Summary & Overview
CPT 00868: Anesthesia for Renal Transplant Surgery
CPT code 00868 represents anesthesia services rendered for patients undergoing renal transplant surgery. This code is used to capture the anesthesia component of major organ transplantation procedures and is important for hospital and perioperative billing nationally because renal transplantation is a high-acuity, resource-intensive service with implications for perioperative staffing, anesthesia time tracking, and facility operating-room utilization. Key payers included in this analysis are Aetna, Blue Cross Blue Shield, Cigna Health, UnitedHealthcare, and Medicare. Readers will find a concise overview of the clinical context for renal transplant anesthesia, how 00868 maps to surgical service lines and typical sites of service, and the primary benchmarks and policy considerations that influence coverage and claims processing. The publication also outlines related anesthesia codes for lower abdominal and urinary tract procedures to help clinicians and billing teams identify adjacent code options. Intended for anesthesia providers, coding professionals, and health plan analysts, the content clarifies clinical scope, payer coverage landscape, and coding relationships relevant to renal transplant cases at a national level.
Billing Code Overview
CPT code 00868 describes anesthesia services provided for a patient undergoing a renal transplant. The service type is anesthesia for major organ transplant surgery, and the typical site of service is an operating room in an acute care hospital where renal transplant procedures are performed.
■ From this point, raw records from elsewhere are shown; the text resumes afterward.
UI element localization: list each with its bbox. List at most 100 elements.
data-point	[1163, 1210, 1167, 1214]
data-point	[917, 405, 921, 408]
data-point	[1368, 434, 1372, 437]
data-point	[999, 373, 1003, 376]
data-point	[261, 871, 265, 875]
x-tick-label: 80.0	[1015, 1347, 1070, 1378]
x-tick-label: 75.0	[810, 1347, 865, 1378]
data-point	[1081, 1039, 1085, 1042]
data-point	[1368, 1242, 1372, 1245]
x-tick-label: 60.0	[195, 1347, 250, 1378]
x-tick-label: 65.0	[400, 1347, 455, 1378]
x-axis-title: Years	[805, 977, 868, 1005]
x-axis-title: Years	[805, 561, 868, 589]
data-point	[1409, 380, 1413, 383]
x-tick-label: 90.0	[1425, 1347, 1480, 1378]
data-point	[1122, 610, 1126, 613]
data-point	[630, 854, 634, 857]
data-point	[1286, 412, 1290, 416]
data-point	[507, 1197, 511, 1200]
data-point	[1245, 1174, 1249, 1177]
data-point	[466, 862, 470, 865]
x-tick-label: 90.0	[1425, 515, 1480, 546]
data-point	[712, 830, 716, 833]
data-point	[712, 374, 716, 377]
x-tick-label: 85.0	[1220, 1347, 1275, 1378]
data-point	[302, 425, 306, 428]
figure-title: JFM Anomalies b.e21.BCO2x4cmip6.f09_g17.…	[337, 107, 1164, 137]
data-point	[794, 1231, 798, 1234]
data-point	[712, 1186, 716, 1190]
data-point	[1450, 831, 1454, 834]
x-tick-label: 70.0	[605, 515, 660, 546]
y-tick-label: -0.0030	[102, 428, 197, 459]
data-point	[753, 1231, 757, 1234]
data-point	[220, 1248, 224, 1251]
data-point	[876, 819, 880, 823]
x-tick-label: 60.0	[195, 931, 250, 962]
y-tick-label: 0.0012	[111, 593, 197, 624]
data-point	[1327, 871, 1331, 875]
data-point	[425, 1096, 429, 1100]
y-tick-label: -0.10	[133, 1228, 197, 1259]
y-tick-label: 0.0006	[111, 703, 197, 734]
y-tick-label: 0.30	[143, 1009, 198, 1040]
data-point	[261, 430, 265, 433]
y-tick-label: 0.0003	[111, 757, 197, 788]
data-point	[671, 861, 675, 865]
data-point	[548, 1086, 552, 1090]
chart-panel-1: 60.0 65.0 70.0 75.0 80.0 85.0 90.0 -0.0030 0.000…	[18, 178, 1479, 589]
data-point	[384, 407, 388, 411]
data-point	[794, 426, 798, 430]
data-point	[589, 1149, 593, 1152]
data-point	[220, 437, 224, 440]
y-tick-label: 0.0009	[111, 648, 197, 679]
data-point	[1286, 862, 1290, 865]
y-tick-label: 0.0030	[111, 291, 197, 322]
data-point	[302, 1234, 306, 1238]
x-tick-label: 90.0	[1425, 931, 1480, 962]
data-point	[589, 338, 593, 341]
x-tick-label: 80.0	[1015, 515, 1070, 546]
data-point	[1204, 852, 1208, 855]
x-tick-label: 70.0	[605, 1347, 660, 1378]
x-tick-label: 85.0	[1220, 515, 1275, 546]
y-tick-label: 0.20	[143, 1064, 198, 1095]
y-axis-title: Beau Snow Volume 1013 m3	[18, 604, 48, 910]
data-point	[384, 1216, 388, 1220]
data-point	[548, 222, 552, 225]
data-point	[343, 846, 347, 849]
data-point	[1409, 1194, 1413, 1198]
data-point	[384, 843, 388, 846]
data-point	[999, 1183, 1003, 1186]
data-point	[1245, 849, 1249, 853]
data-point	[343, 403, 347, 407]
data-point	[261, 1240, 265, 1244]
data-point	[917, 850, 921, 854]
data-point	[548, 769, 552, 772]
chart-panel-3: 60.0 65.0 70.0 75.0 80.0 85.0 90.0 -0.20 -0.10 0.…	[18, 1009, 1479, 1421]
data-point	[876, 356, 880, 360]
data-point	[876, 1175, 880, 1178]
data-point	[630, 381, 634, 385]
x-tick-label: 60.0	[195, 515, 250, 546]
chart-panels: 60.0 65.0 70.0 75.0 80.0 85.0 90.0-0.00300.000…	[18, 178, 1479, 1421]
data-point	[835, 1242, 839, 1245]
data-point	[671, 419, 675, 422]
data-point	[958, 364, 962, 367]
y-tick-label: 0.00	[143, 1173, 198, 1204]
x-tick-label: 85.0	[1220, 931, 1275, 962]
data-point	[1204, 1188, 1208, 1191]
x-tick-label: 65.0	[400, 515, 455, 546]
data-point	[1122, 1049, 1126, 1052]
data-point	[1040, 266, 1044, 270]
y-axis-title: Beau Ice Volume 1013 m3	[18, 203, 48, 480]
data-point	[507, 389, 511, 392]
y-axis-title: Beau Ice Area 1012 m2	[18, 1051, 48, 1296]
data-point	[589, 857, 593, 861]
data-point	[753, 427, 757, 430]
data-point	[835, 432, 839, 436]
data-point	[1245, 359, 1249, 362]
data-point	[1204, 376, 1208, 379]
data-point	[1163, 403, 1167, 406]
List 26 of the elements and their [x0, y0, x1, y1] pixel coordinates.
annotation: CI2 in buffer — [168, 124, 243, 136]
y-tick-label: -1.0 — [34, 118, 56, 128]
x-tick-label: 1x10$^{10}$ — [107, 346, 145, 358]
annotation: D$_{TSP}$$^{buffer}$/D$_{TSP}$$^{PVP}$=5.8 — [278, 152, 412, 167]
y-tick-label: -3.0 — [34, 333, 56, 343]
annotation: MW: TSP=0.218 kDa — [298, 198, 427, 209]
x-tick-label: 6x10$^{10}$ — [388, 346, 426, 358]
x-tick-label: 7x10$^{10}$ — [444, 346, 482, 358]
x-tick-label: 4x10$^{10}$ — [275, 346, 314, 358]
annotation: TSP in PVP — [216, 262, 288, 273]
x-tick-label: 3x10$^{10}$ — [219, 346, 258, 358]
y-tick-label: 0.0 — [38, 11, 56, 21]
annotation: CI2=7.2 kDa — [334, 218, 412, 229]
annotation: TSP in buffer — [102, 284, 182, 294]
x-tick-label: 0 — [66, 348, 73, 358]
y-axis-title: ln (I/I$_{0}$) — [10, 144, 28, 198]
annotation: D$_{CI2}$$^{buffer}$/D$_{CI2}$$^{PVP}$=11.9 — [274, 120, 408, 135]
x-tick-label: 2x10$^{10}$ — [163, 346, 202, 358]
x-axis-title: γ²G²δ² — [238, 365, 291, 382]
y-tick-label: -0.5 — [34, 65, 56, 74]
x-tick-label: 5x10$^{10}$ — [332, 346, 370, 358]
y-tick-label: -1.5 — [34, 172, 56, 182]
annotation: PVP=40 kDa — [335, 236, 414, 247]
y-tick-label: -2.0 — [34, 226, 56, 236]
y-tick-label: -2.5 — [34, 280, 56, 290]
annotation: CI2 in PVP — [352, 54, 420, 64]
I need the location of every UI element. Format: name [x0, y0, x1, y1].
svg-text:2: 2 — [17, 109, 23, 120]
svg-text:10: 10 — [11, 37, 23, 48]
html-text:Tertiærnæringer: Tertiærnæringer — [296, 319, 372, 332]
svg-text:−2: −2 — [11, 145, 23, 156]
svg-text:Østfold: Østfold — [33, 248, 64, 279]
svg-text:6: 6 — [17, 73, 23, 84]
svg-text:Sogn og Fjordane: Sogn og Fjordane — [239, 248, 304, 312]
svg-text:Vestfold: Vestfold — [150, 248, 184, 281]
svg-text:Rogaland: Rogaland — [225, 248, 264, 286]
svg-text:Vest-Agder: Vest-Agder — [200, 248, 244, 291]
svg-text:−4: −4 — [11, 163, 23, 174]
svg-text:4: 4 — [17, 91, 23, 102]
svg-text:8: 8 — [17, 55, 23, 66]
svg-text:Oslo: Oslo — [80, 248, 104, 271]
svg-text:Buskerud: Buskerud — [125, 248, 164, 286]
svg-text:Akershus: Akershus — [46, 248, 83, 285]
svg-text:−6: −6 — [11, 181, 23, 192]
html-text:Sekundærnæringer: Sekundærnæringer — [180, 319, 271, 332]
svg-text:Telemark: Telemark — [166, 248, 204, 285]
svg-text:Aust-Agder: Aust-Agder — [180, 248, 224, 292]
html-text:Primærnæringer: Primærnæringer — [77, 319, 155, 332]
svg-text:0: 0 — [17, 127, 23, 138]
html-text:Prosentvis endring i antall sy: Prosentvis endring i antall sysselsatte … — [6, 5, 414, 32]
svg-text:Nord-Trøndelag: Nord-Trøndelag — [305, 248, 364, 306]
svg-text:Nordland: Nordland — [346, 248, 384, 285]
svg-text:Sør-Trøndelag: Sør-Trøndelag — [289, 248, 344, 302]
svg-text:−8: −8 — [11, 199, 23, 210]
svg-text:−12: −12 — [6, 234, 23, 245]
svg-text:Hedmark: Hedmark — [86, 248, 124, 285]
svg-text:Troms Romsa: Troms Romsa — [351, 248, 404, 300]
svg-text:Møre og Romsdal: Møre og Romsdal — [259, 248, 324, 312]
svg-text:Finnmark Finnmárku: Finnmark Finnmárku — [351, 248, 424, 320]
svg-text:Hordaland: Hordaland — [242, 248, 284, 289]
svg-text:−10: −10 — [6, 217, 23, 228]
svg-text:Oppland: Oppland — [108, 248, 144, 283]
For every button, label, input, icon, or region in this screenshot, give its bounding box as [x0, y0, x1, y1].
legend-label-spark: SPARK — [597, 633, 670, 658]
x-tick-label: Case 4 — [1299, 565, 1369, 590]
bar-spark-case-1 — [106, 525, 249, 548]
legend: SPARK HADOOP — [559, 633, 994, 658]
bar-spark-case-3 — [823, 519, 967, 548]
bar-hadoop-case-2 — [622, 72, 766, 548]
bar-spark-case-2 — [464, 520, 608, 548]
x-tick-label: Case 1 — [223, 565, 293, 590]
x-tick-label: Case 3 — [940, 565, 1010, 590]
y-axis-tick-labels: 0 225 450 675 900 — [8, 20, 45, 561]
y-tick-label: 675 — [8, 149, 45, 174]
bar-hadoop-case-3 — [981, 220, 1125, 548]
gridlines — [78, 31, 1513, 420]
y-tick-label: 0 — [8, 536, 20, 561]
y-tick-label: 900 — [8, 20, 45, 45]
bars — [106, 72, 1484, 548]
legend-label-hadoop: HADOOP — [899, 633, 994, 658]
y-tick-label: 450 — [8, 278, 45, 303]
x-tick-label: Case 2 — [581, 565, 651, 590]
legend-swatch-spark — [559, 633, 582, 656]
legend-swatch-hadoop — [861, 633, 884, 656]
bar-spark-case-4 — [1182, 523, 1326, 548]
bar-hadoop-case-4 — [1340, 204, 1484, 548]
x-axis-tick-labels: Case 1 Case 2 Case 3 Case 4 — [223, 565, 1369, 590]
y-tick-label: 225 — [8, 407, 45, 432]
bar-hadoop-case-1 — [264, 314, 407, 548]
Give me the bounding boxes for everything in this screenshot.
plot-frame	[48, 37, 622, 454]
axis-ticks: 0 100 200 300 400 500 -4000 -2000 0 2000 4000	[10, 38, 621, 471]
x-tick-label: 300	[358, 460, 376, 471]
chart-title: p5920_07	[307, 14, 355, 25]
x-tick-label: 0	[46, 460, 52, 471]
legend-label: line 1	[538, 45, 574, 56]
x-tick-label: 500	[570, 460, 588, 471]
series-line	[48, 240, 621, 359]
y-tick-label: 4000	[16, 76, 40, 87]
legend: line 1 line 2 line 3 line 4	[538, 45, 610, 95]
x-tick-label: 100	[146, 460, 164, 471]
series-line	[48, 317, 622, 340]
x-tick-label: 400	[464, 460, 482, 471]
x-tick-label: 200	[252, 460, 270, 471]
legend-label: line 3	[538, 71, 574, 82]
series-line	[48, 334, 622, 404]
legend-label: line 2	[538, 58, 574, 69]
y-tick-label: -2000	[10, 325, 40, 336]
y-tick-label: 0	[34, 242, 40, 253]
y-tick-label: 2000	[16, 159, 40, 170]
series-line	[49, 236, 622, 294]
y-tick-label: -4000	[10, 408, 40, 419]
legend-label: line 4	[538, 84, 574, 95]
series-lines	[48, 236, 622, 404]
Clinical & Coding Specifications
Clinical Context
A 52-year-old patient with end-stage renal disease is scheduled for a deceased-donor renal transplant under general anesthesia. Preoperative evaluation documents hypertension, diabetes mellitus type 2, and a history of nephrolithiasis with prior ureteral stone (diagnosis codes such as N20.1 or N20.2 may appear in the chart). The anesthesia team performs a focused pre-anesthesia assessment, documents airway evaluation and ASA physical status, obtains informed consent for anesthesia, and formulates a plan including invasive monitoring (arterial line), large-bore IV access, and perioperative hemodynamic management to protect the renal allograft. Induction typically uses rapid-sequence techniques if aspiration risk is present; maintenance with volatile agent or total intravenous anesthesia and neuromuscular blockade as indicated. Intraoperative care includes fluid management, vasopressor titration, monitoring for reperfusion injury, and coordination with the surgical team during vascular anastomosis and ureteroneocystostomy. Postoperatively the patient is transferred to the post-anesthesia care unit (PACU) or intensive care unit for continued hemodynamic monitoring and pain control; the anesthesia record documents total anesthetic time, significant events, and handoff to recovery staff. This service corresponds to anesthesia for renal transplant surgery billed with 00868.